Thank you for this project! It’s quality is great and applications endless.

tjbaron avatar Feb 27 '21 06:02 tjbaron

@chrisjpatty agree with everyone here, having multiple inputs per port would help for my use case as well, where I am modeling child/parent relationships.

Francois-Esquire avatar Oct 23 '21 20:10 Francois-Esquire

This functionality is critical for my use case. The logic could be simplified if each input or output item held an array containing between 0 and N connections, with the ability to limit N when defining the input/output on the node.

This added concept of I/O configuration would also allow for better port definition reuse by moving instance details like the name and label to the node definition.

For example:

const config = new FlumeConfig()
config
  .addPortType({
    type: "string",
    color: Colors.green,
    controls: [
      Controls.text({
        name: "string",
        label: ""
      })
    ]
  })
  .addNodeType({
    type: "string",
    label: "Text",
    description: "Outputs a string of text",
    inputs: ports => [
      .addPortConfig( {type: "string", name: "fname", label: "First Name", min: 1, max: 1} ),
      //UI would show a warning if unconnected since min=1
      .addPortConfig( {type: "string", name: "colors", label: "Favorite Colors", max: 10} )
    ],
    outputs: ports => [
      .addPortConfig({ type: "string", name: "result", label: "Result"});
    ]
  })

You could probably use ES6 rest properties and unpacking to simplify the potential null condition for 0..n connections and backwards compatibility.

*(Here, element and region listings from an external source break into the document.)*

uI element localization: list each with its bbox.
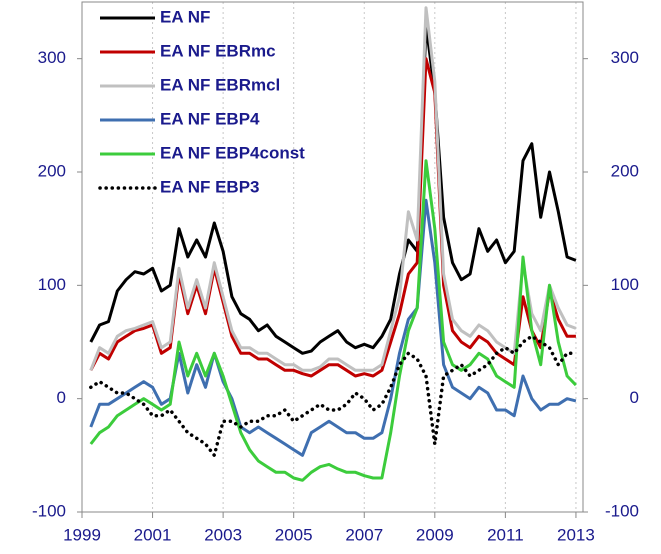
- series-line: [89, 159, 577, 482]
- x-tick-label: 2009: [416, 525, 454, 544]
- y2-tick-label: 100: [611, 275, 639, 294]
- y-tick-label: 0: [57, 388, 66, 407]
- x-tick-label: 2001: [134, 525, 172, 544]
- legend-label: EA NF EBP4: [160, 109, 260, 128]
- y2-tick-label: 0: [630, 388, 639, 407]
- plot-frame: [81, 1, 584, 513]
- series-line: [89, 23, 577, 355]
- legend-label: EA NF EBP3: [160, 177, 260, 196]
- legend-label: EA NF EBP4const: [160, 143, 305, 162]
- y-tick-label: -100: [32, 501, 66, 520]
- x-tick-label: 2011: [487, 525, 524, 544]
- y2-tick-label: 300: [611, 48, 639, 67]
- series-line: [89, 334, 578, 458]
- y-tick-label: 200: [38, 161, 66, 180]
- legend-label: EA NF EBRmc: [160, 41, 276, 60]
- series-line: [89, 57, 576, 378]
- x-tick-label: 2013: [557, 525, 595, 544]
- x-tick-label: 1999: [63, 525, 101, 544]
- x-tick-label: 2007: [345, 525, 383, 544]
- y2-tick-label: 200: [611, 161, 639, 180]
- x-tick-label: 2003: [204, 525, 242, 544]
- series-line: [89, 6, 577, 372]
- y2-tick-label: -100: [605, 501, 639, 520]
- legend-label: EA NF: [160, 7, 210, 26]
- x-tick-label: 2005: [275, 525, 313, 544]
- y-tick-label: 100: [38, 275, 66, 294]
- legend-label: EA NF EBRmcl: [160, 75, 280, 94]
- y-tick-label: 300: [38, 48, 66, 67]
- series-line: [89, 198, 577, 457]
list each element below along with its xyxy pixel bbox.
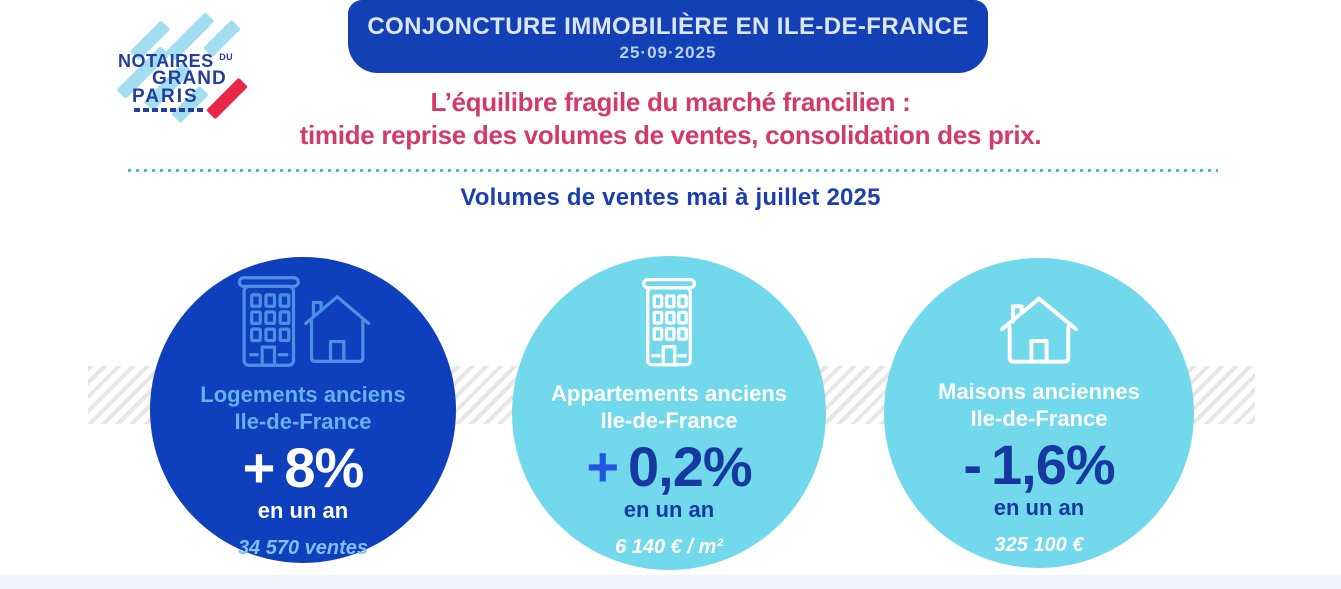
stat-sign: - — [963, 433, 982, 496]
stat-label-line1: Appartements anciens — [551, 381, 787, 406]
stat-label: Logements anciens Ile-de-France — [200, 381, 405, 435]
stat-label-line2: Ile-de-France — [234, 409, 372, 434]
stat-label-line2: Ile-de-France — [970, 406, 1108, 431]
building-icon — [638, 278, 700, 368]
bottom-strip — [0, 575, 1341, 589]
section-title: Volumes de ventes mai à juillet 2025 — [460, 184, 881, 211]
stat-label: Maisons anciennes Ile-de-France — [938, 378, 1140, 432]
logo-tagline — [134, 108, 204, 112]
banner-date: 25·09·2025 — [619, 42, 717, 62]
dotted-divider — [128, 169, 1218, 172]
stat-value: 8% — [284, 436, 364, 499]
logo-word-paris: PARIS — [132, 86, 199, 107]
logo-word-du: DU — [219, 52, 234, 62]
logo-word-grand: GRAND — [152, 68, 227, 89]
stat-period: en un an — [993, 495, 1085, 520]
stat-label: Appartements anciens Ile-de-France — [551, 380, 787, 434]
stat-change: -1,6% — [963, 433, 1116, 496]
stat-label-line1: Maisons anciennes — [938, 379, 1140, 404]
stat-sign: + — [242, 436, 276, 499]
logo-text: NOTAIRES DU GRAND PARIS — [118, 48, 248, 112]
stat-card-logements: Logements anciens Ile-de-France +8% en u… — [150, 257, 456, 563]
stat-detail: 325 100 € — [994, 534, 1084, 556]
stat-detail: 6 140 € / m² — [615, 536, 723, 558]
banner-title: CONJONCTURE IMMOBILIÈRE EN ILE-DE-FRANCE — [367, 12, 969, 40]
stat-label-line1: Logements anciens — [200, 382, 406, 407]
headline: L’équilibre fragile du marché francilien… — [0, 86, 1341, 152]
logo-word1: NOTAIRES — [118, 51, 214, 71]
stat-card-appartements: Appartements anciens Ile-de-France +0,2%… — [512, 256, 826, 570]
building-and-house-icon — [228, 276, 378, 369]
stat-period: en un an — [257, 498, 349, 523]
header-banner: CONJONCTURE IMMOBILIÈRE EN ILE-DE-FRANCE… — [348, 0, 988, 73]
headline-line2: timide reprise des volumes de ventes, co… — [299, 120, 1042, 150]
stat-value: 0,2% — [628, 435, 753, 498]
stat-card-maisons: Maisons anciennes Ile-de-France -1,6% en… — [884, 258, 1194, 568]
stat-sign: + — [586, 435, 619, 498]
logo-word-notaires: NOTAIRES DU — [118, 48, 248, 70]
stat-change: +0,2% — [586, 435, 753, 498]
stat-change: +8% — [242, 436, 365, 499]
notaires-grand-paris-logo: NOTAIRES DU GRAND PARIS — [110, 12, 255, 124]
house-icon — [994, 288, 1084, 366]
stat-detail: 34 570 ventes — [237, 537, 369, 559]
stat-period: en un an — [623, 497, 715, 522]
stat-value: 1,6% — [991, 433, 1116, 496]
headline-line1: L’équilibre fragile du marché francilien… — [430, 87, 911, 117]
stat-label-line2: Ile-de-France — [600, 408, 738, 433]
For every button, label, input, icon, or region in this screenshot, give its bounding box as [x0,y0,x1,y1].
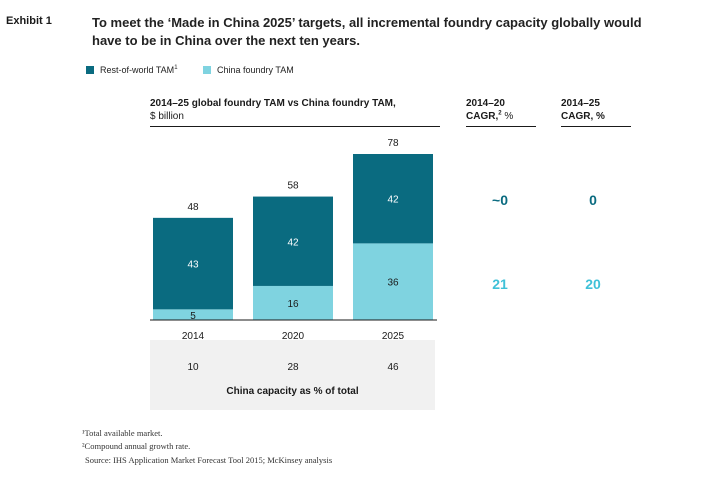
cagr-header-2014-20-period: 2014–20 [466,98,505,109]
stacked-bar-chart: 5 43 48 2014 16 42 58 2020 36 42 78 2025 [150,138,437,340]
china-capacity-2020: 28 [287,362,299,373]
bar-total-2025: 78 [387,138,399,149]
cagr-header-2014-20-rule [466,126,536,127]
legend-rest-of-world: Rest-of-world TAM1 [86,65,178,75]
china-capacity-panel [150,340,435,410]
chart-title: 2014–25 global foundry TAM vs China foun… [150,97,440,123]
bar-label-china-2025: 36 [387,278,399,289]
bar-label-rest-of-world-2020: 42 [287,237,299,248]
footnote-tam: ¹Total available market. [82,428,163,438]
footnote-cagr: ²Compound annual growth rate. [82,441,191,451]
bar-label-china-2014: 5 [190,311,196,322]
exhibit-label: Exhibit 1 [6,15,52,27]
cagr-header-2014-25-label: CAGR, % [561,111,605,122]
bar-china-2014 [153,309,233,320]
cagr-rest-of-world-2014-20: ~0 [492,192,508,208]
footnote-source: Source: IHS Application Market Forecast … [85,455,333,465]
china-capacity-label: China capacity as % of total [226,386,359,397]
cagr-header-2014-20-label: CAGR,2 % [466,110,514,122]
bar-china-2025 [353,243,433,320]
headline: To meet the ‘Made in China 2025’ targets… [92,15,642,48]
x-tick-2025: 2025 [382,331,405,340]
bar-rest-of-world-2014 [153,217,233,310]
x-tick-2014: 2014 [182,331,205,340]
bar-label-rest-of-world-2014: 43 [187,260,199,271]
legend-china: China foundry TAM [203,65,294,75]
cagr-china-2014-25: 20 [585,276,601,292]
legend-label-rest-of-world: Rest-of-world TAM1 [100,65,178,75]
legend-label-china: China foundry TAM [217,65,294,75]
china-capacity-2025: 46 [387,362,399,373]
cagr-header-2014-25-period: 2014–25 [561,98,600,109]
chart-title-main: 2014–25 global foundry TAM vs China foun… [150,98,396,109]
bar-rest-of-world-2025 [353,154,433,244]
cagr-china-2014-20: 21 [492,276,508,292]
chart-title-rule [150,126,440,127]
bar-rest-of-world-2020 [253,196,333,286]
cagr-rest-of-world-2014-25: 0 [589,192,597,208]
legend-swatch-china [203,66,211,74]
legend-swatch-rest-of-world [86,66,94,74]
x-tick-2020: 2020 [282,331,305,340]
bar-china-2020 [253,285,333,320]
bar-total-2020: 58 [287,181,299,192]
china-capacity-2014: 10 [187,362,199,373]
cagr-header-2014-25: 2014–25 CAGR, % [561,97,605,123]
bar-label-rest-of-world-2025: 42 [387,195,399,206]
bar-total-2014: 48 [187,202,199,213]
chart-title-unit: $ billion [150,111,184,122]
cagr-header-2014-20: 2014–20 CAGR,2 % [466,97,513,123]
bar-label-china-2020: 16 [287,299,299,310]
cagr-header-2014-25-rule [561,126,631,127]
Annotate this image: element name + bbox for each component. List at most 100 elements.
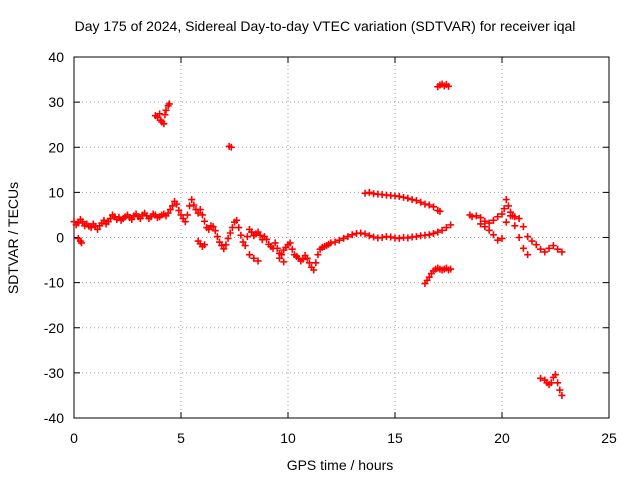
data-point bbox=[365, 188, 373, 196]
data-point bbox=[205, 225, 213, 233]
data-point bbox=[183, 211, 191, 219]
data-point bbox=[395, 234, 403, 242]
data-point bbox=[237, 231, 245, 239]
data-point bbox=[400, 193, 408, 201]
data-point bbox=[243, 233, 251, 241]
data-point bbox=[552, 371, 559, 379]
data-point bbox=[213, 233, 221, 241]
data-point bbox=[511, 213, 519, 221]
data-point bbox=[425, 273, 433, 281]
data-point bbox=[412, 196, 420, 204]
y-tick-label: -10 bbox=[44, 275, 64, 291]
data-point bbox=[498, 210, 506, 218]
y-tick-label: 10 bbox=[48, 184, 64, 200]
data-point bbox=[228, 224, 236, 232]
series-late-branch bbox=[477, 212, 532, 259]
data-point bbox=[472, 212, 480, 220]
data-point bbox=[357, 229, 365, 237]
data-point bbox=[263, 235, 271, 243]
data-point bbox=[165, 100, 173, 108]
data-point bbox=[241, 242, 249, 250]
data-point bbox=[515, 234, 523, 241]
data-point bbox=[160, 120, 168, 128]
data-point bbox=[445, 82, 452, 90]
data-point bbox=[245, 251, 253, 259]
y-tick-label: 0 bbox=[56, 230, 64, 246]
data-point bbox=[235, 224, 243, 232]
data-point bbox=[181, 218, 189, 226]
series-upper-arc bbox=[361, 188, 444, 215]
data-point bbox=[498, 234, 506, 242]
data-point bbox=[537, 245, 545, 253]
y-tick-label: -40 bbox=[44, 410, 64, 426]
data-point bbox=[481, 223, 489, 231]
series-main-track bbox=[70, 196, 455, 274]
data-point bbox=[436, 207, 444, 215]
data-point bbox=[502, 218, 510, 226]
data-point bbox=[361, 189, 369, 197]
data-point bbox=[489, 216, 497, 224]
data-point bbox=[532, 241, 540, 249]
data-point bbox=[156, 110, 164, 118]
data-point bbox=[545, 244, 553, 252]
data-point bbox=[196, 206, 204, 214]
data-point bbox=[288, 245, 296, 253]
data-point bbox=[537, 374, 545, 382]
data-point bbox=[273, 244, 281, 252]
data-point bbox=[211, 227, 219, 235]
y-tick-label: -30 bbox=[44, 365, 64, 381]
x-tick-label: 25 bbox=[601, 430, 617, 446]
data-point bbox=[541, 248, 549, 256]
data-point bbox=[502, 196, 510, 204]
x-tick-label: 20 bbox=[494, 430, 510, 446]
series-cluster-27 bbox=[151, 100, 173, 128]
data-point bbox=[378, 234, 386, 241]
series-lower-right-cluster bbox=[537, 371, 566, 399]
data-point bbox=[254, 257, 262, 265]
data-point bbox=[186, 202, 194, 210]
data-point bbox=[177, 211, 185, 219]
data-point bbox=[370, 233, 378, 241]
data-point bbox=[188, 196, 196, 204]
x-tick-label: 0 bbox=[70, 430, 78, 446]
axis-ticks: 0 5 10 15 20 25 -40 -30 -20 -10 0 10 20 30 40 bbox=[44, 49, 617, 446]
data-point bbox=[494, 236, 502, 244]
data-point bbox=[504, 202, 512, 210]
data-point bbox=[164, 209, 172, 217]
grid bbox=[74, 57, 609, 418]
data-point bbox=[162, 106, 170, 114]
data-point bbox=[94, 225, 102, 233]
data-point bbox=[239, 238, 247, 246]
data-point bbox=[201, 241, 209, 249]
data-point bbox=[175, 206, 183, 214]
data-point bbox=[494, 213, 502, 221]
data-point bbox=[489, 231, 497, 239]
data-point bbox=[226, 229, 234, 237]
data-point bbox=[485, 226, 493, 234]
data-point bbox=[447, 221, 455, 229]
data-point bbox=[100, 216, 108, 224]
data-point bbox=[442, 224, 450, 232]
data-point bbox=[74, 219, 82, 227]
data-point bbox=[166, 206, 174, 214]
data-point bbox=[477, 220, 485, 228]
data-point bbox=[485, 219, 493, 227]
data-point bbox=[335, 236, 343, 244]
data-point bbox=[408, 196, 416, 204]
data-point bbox=[556, 386, 564, 394]
data-point bbox=[278, 251, 286, 259]
data-point bbox=[331, 238, 339, 246]
data-point bbox=[168, 202, 176, 210]
data-point bbox=[340, 234, 348, 242]
data-point bbox=[430, 203, 438, 211]
data-point bbox=[425, 201, 433, 209]
data-point bbox=[280, 258, 288, 266]
y-tick-label: 20 bbox=[48, 139, 64, 155]
data-point bbox=[404, 234, 412, 242]
data-point bbox=[549, 242, 557, 250]
data-point bbox=[299, 255, 307, 263]
data-point bbox=[395, 192, 403, 200]
data-point bbox=[507, 212, 515, 220]
x-tick-label: 15 bbox=[387, 430, 403, 446]
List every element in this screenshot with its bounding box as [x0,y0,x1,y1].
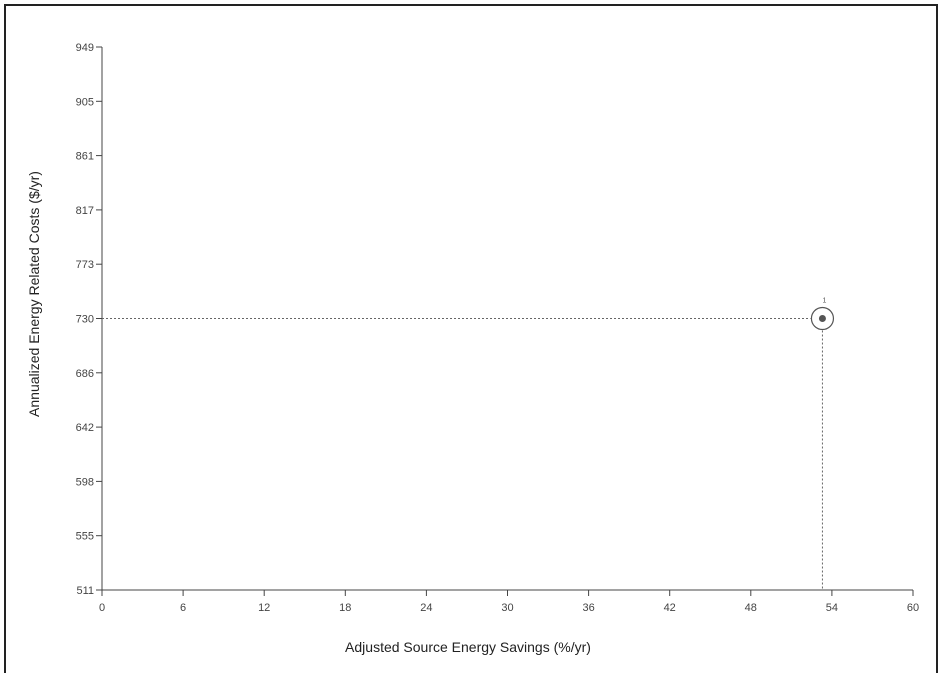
y-tick-label: 773 [76,259,94,271]
y-axis: 949 905 861 817 773 730 686 642 598 555 511 [76,42,103,597]
x-tick-label: 54 [826,602,838,614]
y-tick-label: 905 [76,96,94,108]
y-tick-label: 642 [76,422,94,434]
x-tick-label: 36 [582,602,594,614]
point-highlight-ring [810,306,835,331]
y-tick-label: 598 [76,476,94,488]
data-point[interactable] [818,315,826,322]
y-tick-label: 511 [76,585,94,597]
x-tick-label: 30 [501,602,513,614]
y-tick-label: 730 [76,314,94,326]
x-tick-label: 48 [745,602,757,614]
chart-frame [4,4,938,673]
x-tick-label: 24 [420,602,432,614]
y-tick-label: 555 [76,531,94,543]
x-tick-label: 42 [664,602,676,614]
y-tick-label: 861 [76,151,94,163]
data-points: 1 [810,298,835,331]
y-tick-label: 949 [76,42,94,54]
x-tick-label: 18 [339,602,351,614]
point-label: 1 [822,298,826,305]
x-axis: 0 6 12 18 24 30 36 42 48 54 60 [99,589,919,614]
y-tick-label: 686 [76,368,94,380]
x-axis-title: Adjusted Source Energy Savings (%/yr) [345,639,591,655]
guide-lines [102,318,823,590]
x-tick-label: 60 [907,602,919,614]
x-tick-label: 0 [99,602,105,614]
x-tick-label: 6 [180,602,186,614]
x-tick-label: 12 [258,602,270,614]
y-axis-title: Annualized Energy Related Costs ($/yr) [26,171,42,417]
y-tick-label: 817 [76,205,94,217]
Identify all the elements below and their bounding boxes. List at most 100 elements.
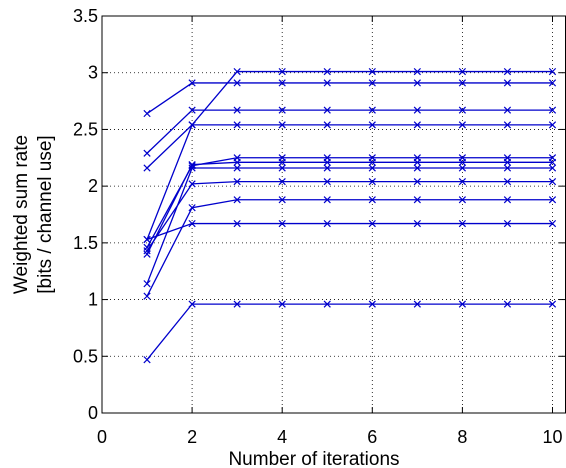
data-point-marker — [413, 177, 421, 186]
y-tick-label: 1.5 — [73, 233, 98, 253]
data-point-marker — [503, 67, 512, 76]
data-point-marker — [278, 106, 286, 114]
data-point-marker — [233, 164, 241, 172]
y-axis-label-line-1: Weighted sum rate — [11, 135, 32, 294]
series-line-5 — [146, 157, 553, 248]
series-line-7 — [146, 167, 553, 284]
data-point-marker — [413, 300, 421, 308]
data-point-marker — [323, 106, 331, 114]
data-point-marker — [458, 79, 467, 87]
data-point-marker — [323, 177, 331, 186]
data-point-marker — [188, 121, 196, 129]
data-point-marker — [458, 158, 467, 166]
data-point-marker — [548, 219, 557, 228]
data-point-marker — [233, 177, 241, 186]
data-point-marker — [503, 121, 512, 129]
data-point-marker — [233, 219, 241, 228]
data-point-marker — [368, 79, 376, 87]
x-tick-label: 8 — [457, 427, 467, 447]
data-point-marker — [413, 164, 421, 172]
data-point-marker — [188, 300, 196, 308]
data-point-marker — [143, 164, 151, 172]
data-point-marker — [188, 219, 196, 228]
x-tick-label: 4 — [277, 427, 287, 447]
data-point-marker — [503, 164, 512, 172]
series-line-11 — [146, 303, 553, 361]
data-point-marker — [413, 196, 421, 204]
data-point-marker — [548, 196, 557, 204]
x-tick-label: 2 — [187, 427, 197, 447]
y-tick-label: 2.5 — [73, 119, 98, 139]
y-tick-label: 0.5 — [73, 346, 98, 366]
data-point-marker — [323, 219, 331, 228]
data-point-marker — [368, 164, 376, 172]
data-point-marker — [233, 79, 241, 87]
grid — [102, 16, 566, 413]
data-point-marker — [413, 79, 421, 87]
data-point-marker — [368, 158, 376, 166]
data-point-marker — [368, 300, 376, 308]
y-tick-label: 2 — [88, 176, 98, 196]
data-point-marker — [143, 149, 151, 157]
data-point-marker — [368, 219, 376, 228]
data-point-marker — [503, 196, 512, 204]
data-point-marker — [368, 177, 376, 186]
data-point-marker — [278, 79, 286, 87]
data-point-marker — [503, 219, 512, 228]
data-point-marker — [548, 177, 557, 186]
data-point-marker — [278, 219, 286, 228]
data-point-marker — [278, 121, 286, 129]
data-point-marker — [458, 196, 467, 204]
x-tick-label: 6 — [367, 427, 377, 447]
data-point-marker — [188, 106, 196, 114]
data-point-marker — [458, 177, 467, 186]
data-point-marker — [413, 67, 421, 76]
data-point-marker — [323, 164, 331, 172]
x-tick-label: 0 — [97, 427, 107, 447]
data-point-marker — [143, 280, 151, 288]
data-point-marker — [458, 106, 467, 114]
data-point-marker — [233, 67, 241, 76]
series-group — [143, 67, 557, 364]
data-point-marker — [143, 109, 151, 118]
data-point-marker — [188, 79, 196, 87]
data-point-marker — [368, 67, 376, 76]
data-point-marker — [188, 164, 196, 172]
data-point-marker — [233, 158, 241, 166]
data-point-marker — [368, 106, 376, 114]
data-point-marker — [143, 292, 151, 300]
data-point-marker — [458, 300, 467, 308]
data-point-marker — [458, 67, 467, 76]
data-point-marker — [548, 106, 557, 114]
data-point-marker — [548, 79, 557, 87]
data-point-marker — [278, 177, 286, 186]
y-tick-label: 1 — [88, 290, 98, 310]
data-point-marker — [278, 164, 286, 172]
data-point-marker — [548, 67, 557, 76]
data-point-marker — [278, 67, 286, 76]
data-point-marker — [278, 158, 286, 166]
data-point-marker — [323, 158, 331, 166]
series-line-4 — [146, 124, 553, 169]
data-point-marker — [188, 180, 196, 188]
data-point-marker — [458, 121, 467, 129]
x-tick-label: 10 — [542, 427, 562, 447]
data-point-marker — [188, 204, 196, 212]
data-point-marker — [233, 106, 241, 114]
data-point-marker — [413, 106, 421, 114]
y-tick-label: 0 — [88, 403, 98, 423]
y-tick-label: 3.5 — [73, 6, 98, 26]
data-point-marker — [323, 300, 331, 308]
data-point-marker — [413, 121, 421, 129]
series-line-9 — [146, 199, 553, 297]
y-tick-label: 3 — [88, 63, 98, 83]
y-axis-label-line-2: [bits / channel use] — [35, 135, 56, 293]
data-point-marker — [368, 121, 376, 129]
data-point-marker — [413, 219, 421, 228]
data-point-marker — [323, 67, 331, 76]
data-point-marker — [278, 196, 286, 204]
series-line-2 — [146, 82, 553, 115]
data-point-marker — [233, 300, 241, 308]
data-point-marker — [503, 158, 512, 166]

davinic avatar Oct 23 '22 12:10 davinic

This could also solve the issue of the different graph types while keeping the concept of the root node. If the root node can accept any collection of inputs to a single port (thinking of the root node as "virtual"), then the outputs of the root are just the destructured input values.

Here is an example from TouchDesigner: image

davinic avatar Oct 23 '22 23:10 davinic

Has anyone forked or figured out how this can be done?